The people who are afraid of accidental carbon-monoxide poisoning can buy a detector if they want, but forcing everybody in the state to buy, install and maintain a carbon-monoxide detector is helpful only to the corporations that make detectors and the insurance industry. I don’t know anybody who died from accidental carbon-monoxide poisoning, and I’m not afraid of it. Where’s the epidemic? The herd is gonna be culled one way or another.
The notice from the Health and Safety Association was pretending to be an official warning from an official organization and offered me an opportunity to pay the Carbon Monoxide Detector Fee (sic) of $76 by the end of the month and in turn receive a carbon-monoxide detector that is approved by the State Fire Marshall (also sic).

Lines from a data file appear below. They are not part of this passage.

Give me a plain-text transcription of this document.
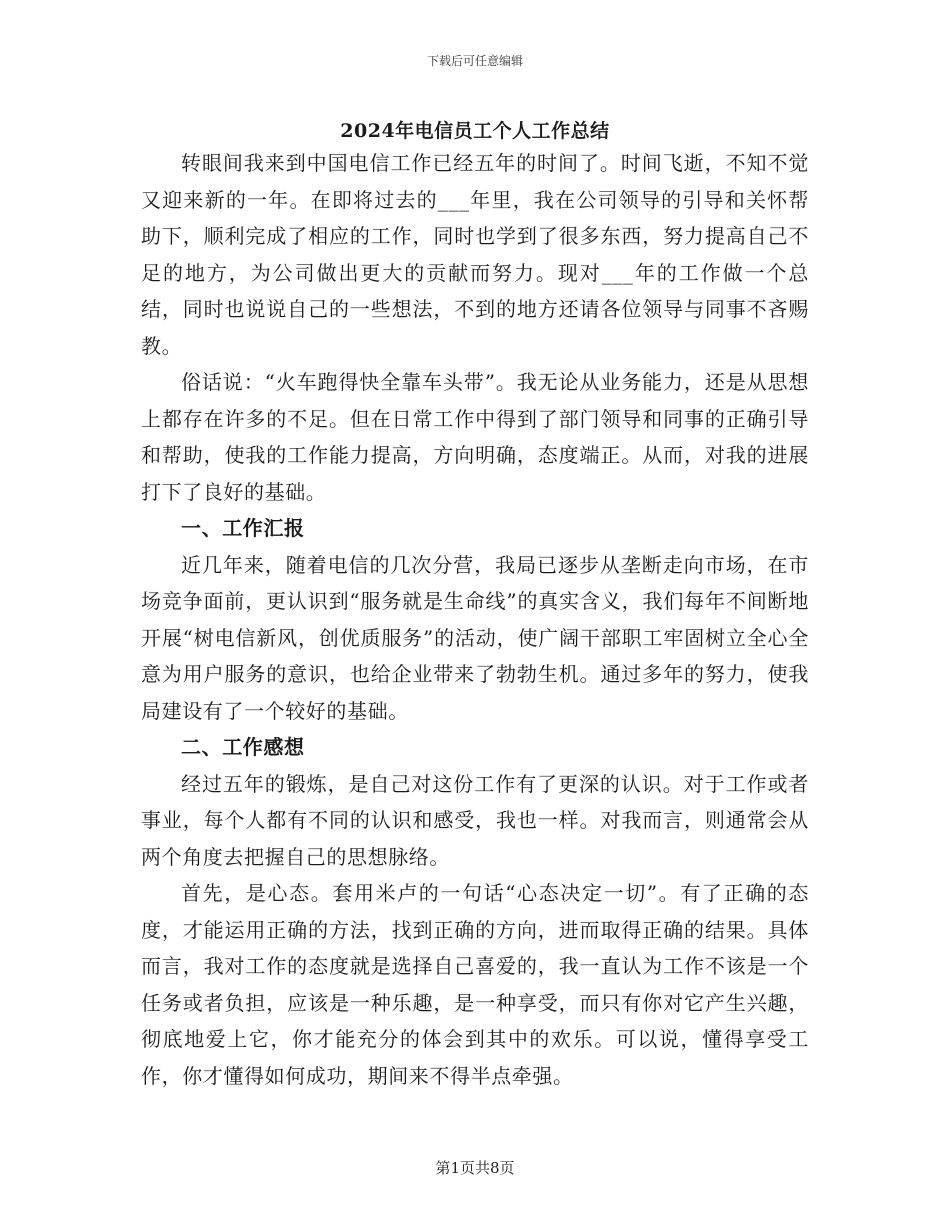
下载后可任意编辑
2024年电信员工个人工作总结

转眼间我来到中国电信工作已经五年的时间了。时间飞逝，不知不觉又迎来新的一年。在即将过去的___年里，我在公司领导的引导和关怀帮助下，顺利完成了相应的工作，同时也学到了很多东西，努力提高自己不足的地方，为公司做出更大的贡献而努力。现对___年的工作做一个总结，同时也说说自己的一些想法，不到的地方还请各位领导与同事不吝赐教。

俗话说：“火车跑得快全靠车头带”。我无论从业务能力，还是从思想上都存在许多的不足。但在日常工作中得到了部门领导和同事的正确引导和帮助，使我的工作能力提高，方向明确，态度端正。从而，对我的进展打下了良好的基础。

一、工作汇报

近几年来，随着电信的几次分营，我局已逐步从垄断走向市场，在市场竞争面前，更认识到“服务就是生命线”的真实含义，我们每年不间断地开展“树电信新风，创优质服务”的活动，使广阔干部职工牢固树立全心全意为用户服务的意识，也给企业带来了勃勃生机。通过多年的努力，使我局建设有了一个较好的基础。

二、工作感想

经过五年的锻炼，是自己对这份工作有了更深的认识。对于工作或者事业，每个人都有不同的认识和感受，我也一样。对我而言，则通常会从两个角度去把握自己的思想脉络。

首先，是心态。套用米卢的一句话“心态决定一切”。有了正确的态度，才能运用正确的方法，找到正确的方向，进而取得正确的结果。具体而言，我对工作的态度就是选择自己喜爱的，我一直认为工作不该是一个任务或者负担，应该是一种乐趣，是一种享受，而只有你对它产生兴趣，彻底地爱上它，你才能充分的体会到其中的欢乐。可以说，懂得享受工作，你才懂得如何成功，期间来不得半点牵强。

第1页共8页
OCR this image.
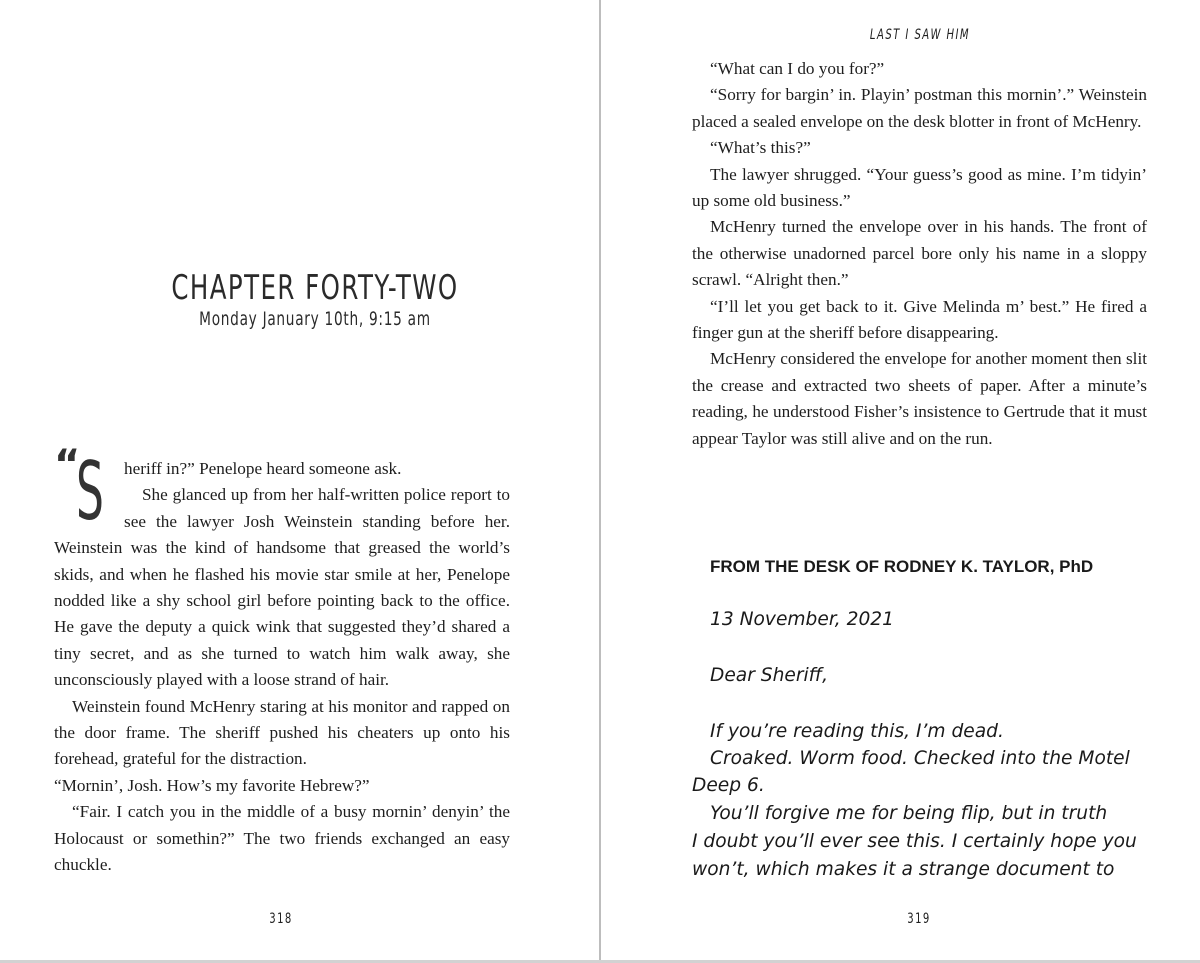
CHAPTER FORTY-TWO
Monday January 10th, 9:15 am
“
S	heriff in?” Penelope heard someone ask.

She glanced up from her half-written police report to see the lawyer Josh Weinstein standing before her. Weinstein was the kind of handsome that greased the world’s skids, and when he flashed his movie star smile at her, Penelope nodded like a shy school girl before pointing back to the office. He gave the deputy a quick wink that suggested they’d shared a tiny secret, and as she turned to watch him walk away, she unconsciously played with a loose strand of hair.

Weinstein found McHenry staring at his monitor and rapped on the door frame. The sheriff pushed his cheaters up onto his forehead, grateful for the distraction.

“Mornin’, Josh. How’s my favorite Hebrew?”

“Fair. I catch you in the middle of a busy mornin’ denyin’ the Holocaust or somethin?” The two friends exchanged an easy chuckle.

318
LAST I SAW HIM

“What can I do you for?”

“Sorry for bargin’ in. Playin’ postman this mornin’.” Weinstein placed a sealed envelope on the desk blotter in front of McHenry.

“What’s this?”

The lawyer shrugged. “Your guess’s good as mine. I’m tidyin’ up some old business.”

McHenry turned the envelope over in his hands. The front of the otherwise unadorned parcel bore only his name in a sloppy scrawl. “Alright then.”

“I’ll let you get back to it. Give Melinda m’ best.” He fired a finger gun at the sheriff before disappearing.

McHenry considered the envelope for another moment then slit the crease and extracted two sheets of paper. After a minute’s reading, he understood Fisher’s insistence to Gertrude that it must appear Taylor was still alive and on the run.

FROM THE DESK OF RODNEY K. TAYLOR, PhD
13 November, 2021
Dear Sheriff,
If you’re reading this, I’m dead.
Croaked. Worm food. Checked into the Motel
Deep 6.
You’ll forgive me for being flip, but in truth
I doubt you’ll ever see this. I certainly hope you
won’t, which makes it a strange document to
319
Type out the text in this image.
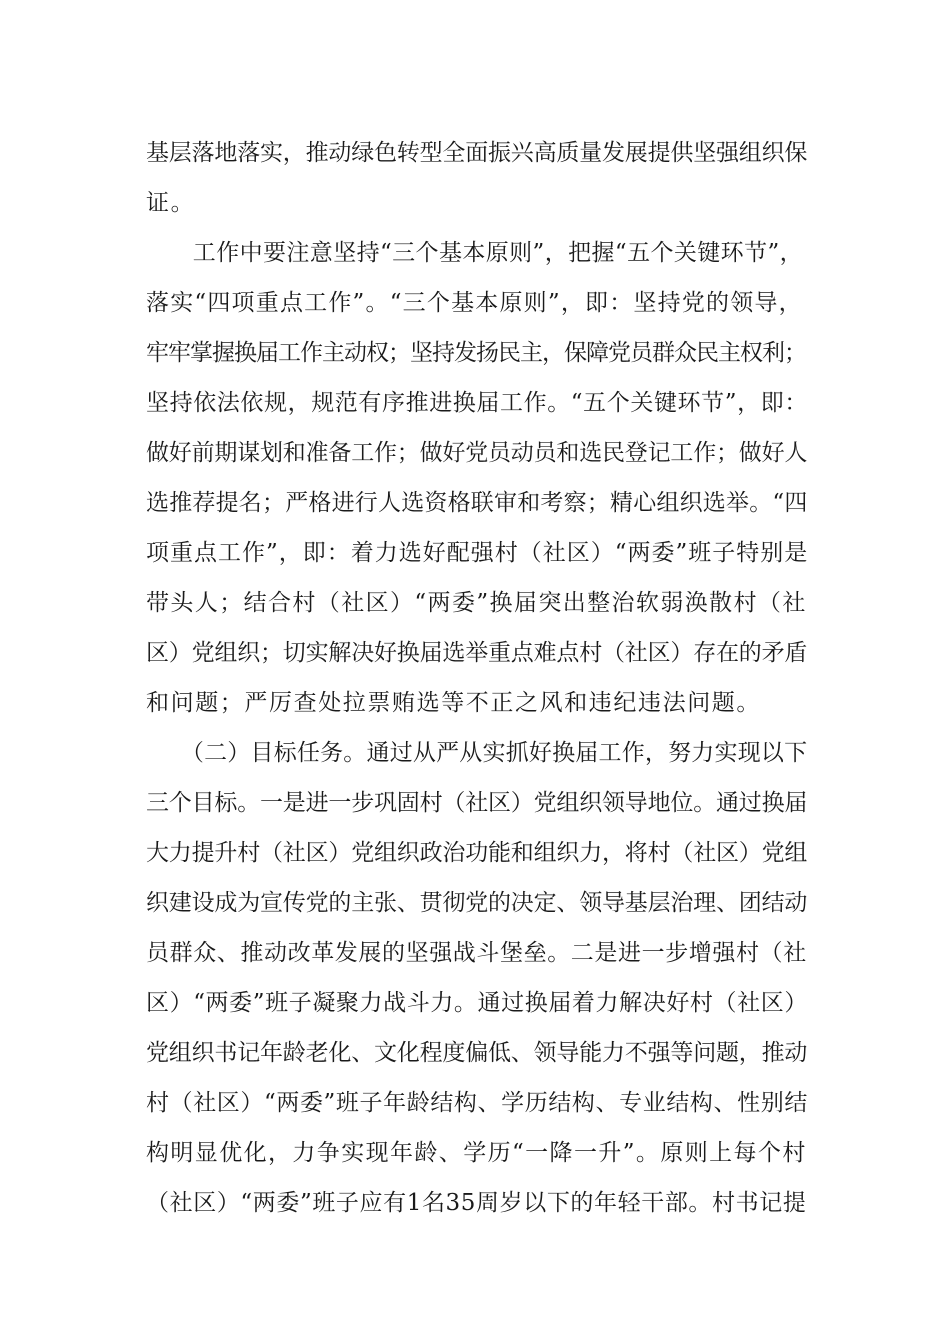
基层落地落实，推动绿色转型全面振兴高质量发展提供坚强组织保
证。
　　工作中要注意坚持“三个基本原则”，把握“五个关键环节”，
落实“四项重点工作”。“三个基本原则”，即：坚持党的领导，
牢牢掌握换届工作主动权；坚持发扬民主，保障党员群众民主权利；
坚持依法依规，规范有序推进换届工作。“五个关键环节”，即：
做好前期谋划和准备工作；做好党员动员和选民登记工作；做好人
选推荐提名；严格进行人选资格联审和考察；精心组织选举。“四
项重点工作”，即：着力选好配强村（社区）“两委”班子特别是
带头人；结合村（社区）“两委”换届突出整治软弱涣散村（社
区）党组织；切实解决好换届选举重点难点村（社区）存在的矛盾
和问题；严厉查处拉票贿选等不正之风和违纪违法问题。
　　（二）目标任务。通过从严从实抓好换届工作，努力实现以下
三个目标。一是进一步巩固村（社区）党组织领导地位。通过换届
大力提升村（社区）党组织政治功能和组织力，将村（社区）党组
织建设成为宣传党的主张、贯彻党的决定、领导基层治理、团结动
员群众、推动改革发展的坚强战斗堡垒。二是进一步增强村（社
区）“两委”班子凝聚力战斗力。通过换届着力解决好村（社区）
党组织书记年龄老化、文化程度偏低、领导能力不强等问题，推动
村（社区）“两委”班子年龄结构、学历结构、专业结构、性别结
构明显优化，力争实现年龄、学历“一降一升”。原则上每个村
（社区）“两委”班子应有1名35周岁以下的年轻干部。村书记提
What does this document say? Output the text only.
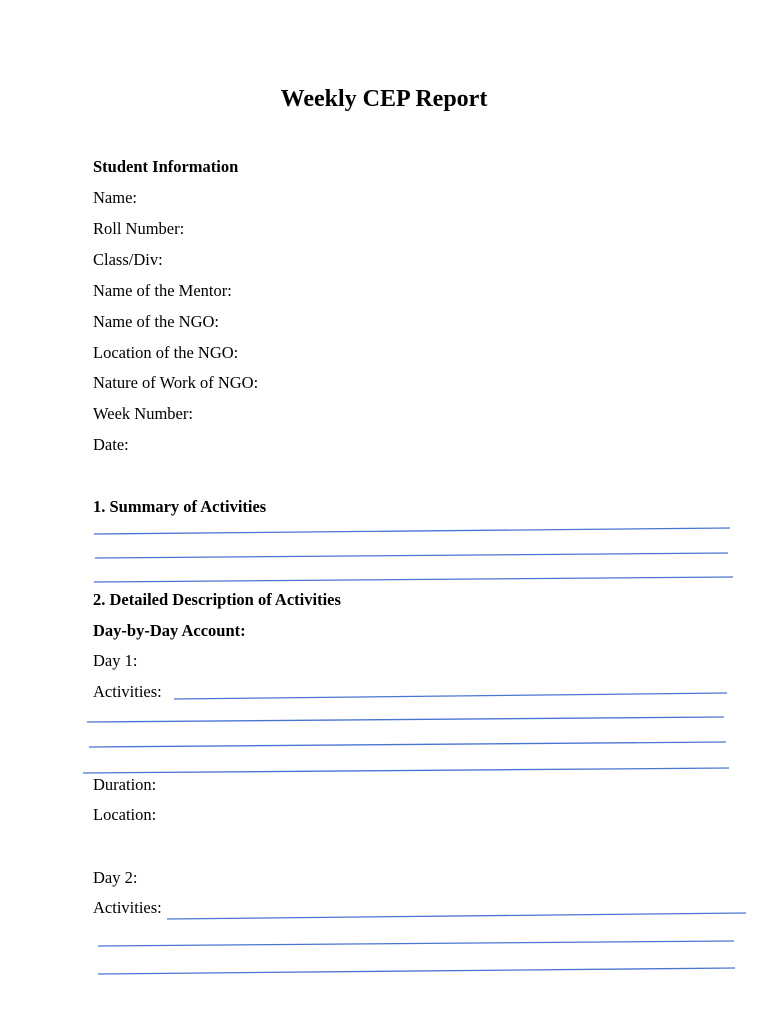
Weekly CEP Report
Student Information
Name:
Roll Number:
Class/Div:
Name of the Mentor:
Name of the NGO:
Location of the NGO:
Nature of Work of NGO:
Week Number:
Date:
1. Summary of Activities
2. Detailed Description of Activities
Day-by-Day Account:
Day 1:
Activities:
Duration:
Location:
Day 2:
Activities:
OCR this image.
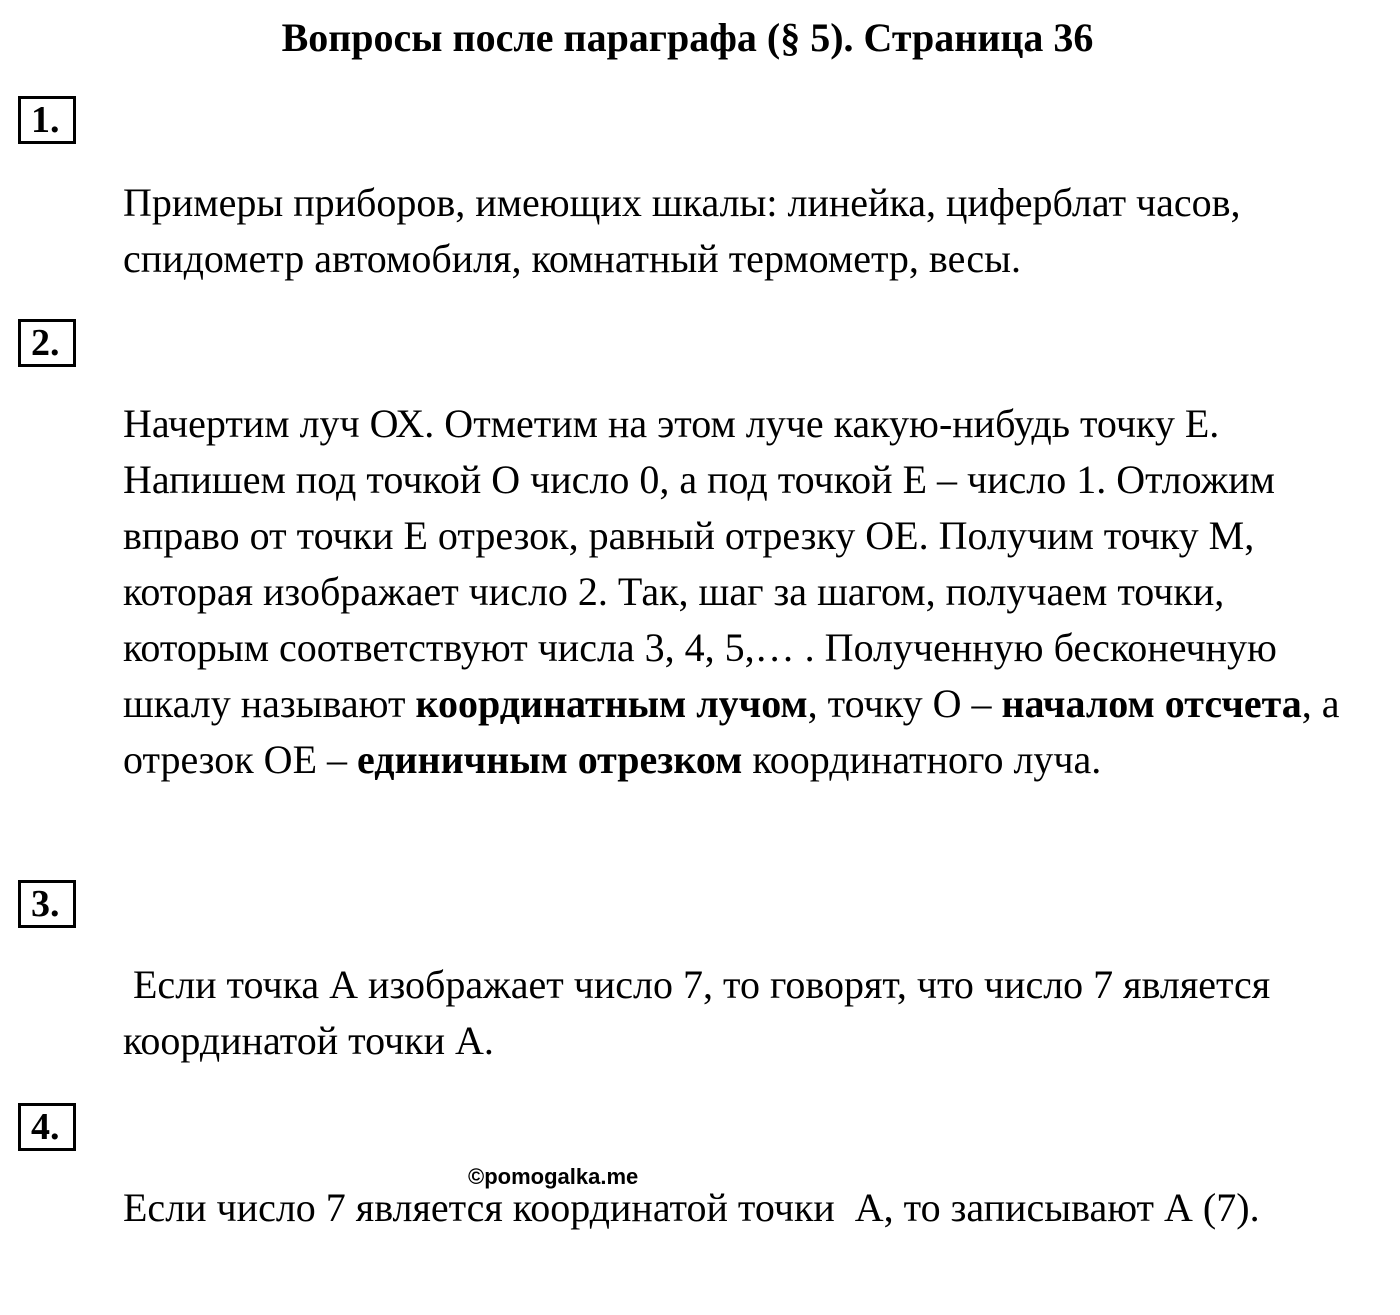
Вопросы после параграфа (§ 5). Страница 36
1.
Примеры приборов, имеющих шкалы: линейка, циферблат часов, спидометр автомобиля, комнатный термометр, весы.
2.
Начертим луч ОХ. Отметим на этом луче какую-нибудь точку Е. Напишем под точкой О число 0, а под точкой Е – число 1. Отложим вправо от точки Е отрезок, равный отрезку ОЕ. Получим точку М, которая изображает число 2. Так, шаг за шагом, получаем точки, которым соответствуют числа 3, 4, 5,… . Полученную бесконечную шкалу называют координатным лучом, точку О – началом отсчета, а отрезок ОЕ – единичным отрезком координатного луча.
3.
Если точка А изображает число 7, то говорят, что число 7 является координатой точки А.
4.
Если число 7 является координатой точки  А, то записывают А (7).
©pomogalka.me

The Health and Safety Association fesses up at the bottom with “This product or service has not been approved, or endorsed by any government agency, and this offer is not being made by an agency of the government” and “This is a solicitation; you are under no obligation to pay the amount stated, unless you accept this offer.”
If I were as goofy as the Health and Safety Association thinks I am, I supposed I’d’ve tried to find 76 dollars to buy something else I don’t need in order to avoid a fine or imprisonment, although carbon-monoxide detectors are $15 dollars. Maybe that extra $61 would create jobs and hasten the economy’s recovery. Tough.